日川橋付近。秋の風景を味わうことができました さらにテクテク歩いていると、右手に郵便局のある交差点に。ここで一旦国道411号を逸れて左折。やっと車の往来のない道に入ることができてホッと一息。そして道は川にぶつかった。日川と呼び、笛吹川の支流の一つである。本来ならば、このまま直進して川越えをするのであるが、私は右折して、国道411号に再び合流し日川橋を渡る。この橋付近から見た風景は気持ち良かった〜。空気が澄んでいて空がとても高く、コスモスなども咲き乱れ、まさに秋ならではの景色。
 橋を渡り終えた後は、再び国道から逸れて右折して裏道へ。車もほとんど通らず、とてものんびりと街道を堪能できるところだ。その後、川に沿う形で道は続き、ラブホテルが見えてきたところで三度国道411号に合流。川を挟んで右手前方にはホテルが何軒か見られる。どうやら、あの辺りが石和温泉郷、かつての『石和宿』である。
 三度合流したこの国道411号、さっきから歩道がまったくないところが続く。しかも、車の交通量はかなり激しく、ビクビクしながら急ぎ足で歩く。そのまま笛吹橋を渡り石和温泉のある対岸へ。この辺りは、本来ならば川越えなのであるが、現代の橋を歩くのは仕方ないでしょう。


路肩のない道の脇には、こんな道がありました 橋を渡り、そのまま左折をして歩き始めようとしたところ、笛吹川沿いの道は、ついに路肩もないような道と化していた。

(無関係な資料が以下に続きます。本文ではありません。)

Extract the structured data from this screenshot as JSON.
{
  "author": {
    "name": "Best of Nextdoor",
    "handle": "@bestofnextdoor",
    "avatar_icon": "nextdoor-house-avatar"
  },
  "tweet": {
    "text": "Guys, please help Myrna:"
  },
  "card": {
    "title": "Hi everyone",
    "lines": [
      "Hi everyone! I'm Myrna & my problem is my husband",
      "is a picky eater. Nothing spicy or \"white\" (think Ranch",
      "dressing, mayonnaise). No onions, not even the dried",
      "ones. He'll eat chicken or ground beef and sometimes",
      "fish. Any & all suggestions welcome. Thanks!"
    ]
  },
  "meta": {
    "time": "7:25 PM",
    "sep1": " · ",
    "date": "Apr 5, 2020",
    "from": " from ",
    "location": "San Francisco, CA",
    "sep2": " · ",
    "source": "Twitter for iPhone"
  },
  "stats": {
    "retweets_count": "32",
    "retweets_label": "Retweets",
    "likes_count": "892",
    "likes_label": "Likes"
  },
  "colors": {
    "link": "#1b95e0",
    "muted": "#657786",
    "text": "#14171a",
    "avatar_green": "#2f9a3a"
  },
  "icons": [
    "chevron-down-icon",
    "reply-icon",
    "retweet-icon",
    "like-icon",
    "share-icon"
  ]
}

なんて不親切な町なんだ!・・と思っていたが、しっかりと歩行者が安全に歩けるような道が確保されていた。暴言お詫び致します、石和町さん。でも、歩道というより、道沿いに家を持つ住民の車道とも取れたけど。
権三郎通り それでも、車のほとんど通らない道は快適だ。さらに、道沿いに植わっている松並木がさらに雰囲気を良くしている。その道も終わり、別の道に合流。もちろん車の往来する通りである。往来の台数が少ないのが救いか。この合流地点には、『笛吹権三郎の像』が設置されていた。この話は別に書くとするが、なんとも泣ける話である。これもあってか、この辺りの甲州街道は権三郎通りと名づけられている
 途中、自販機でペットボトルを購入。水分補給をしつつテクテク歩き、もうお馴染みの国道411号に合流。やはり交通量が激しい。それもあってか拡幅工事を行っていた。車の走る道を拡げるのも良いけど、歩道だけはきちんと整備してくれよー。欲を言えば、自転車専用道も付けるのが理想なんだけどなぁ。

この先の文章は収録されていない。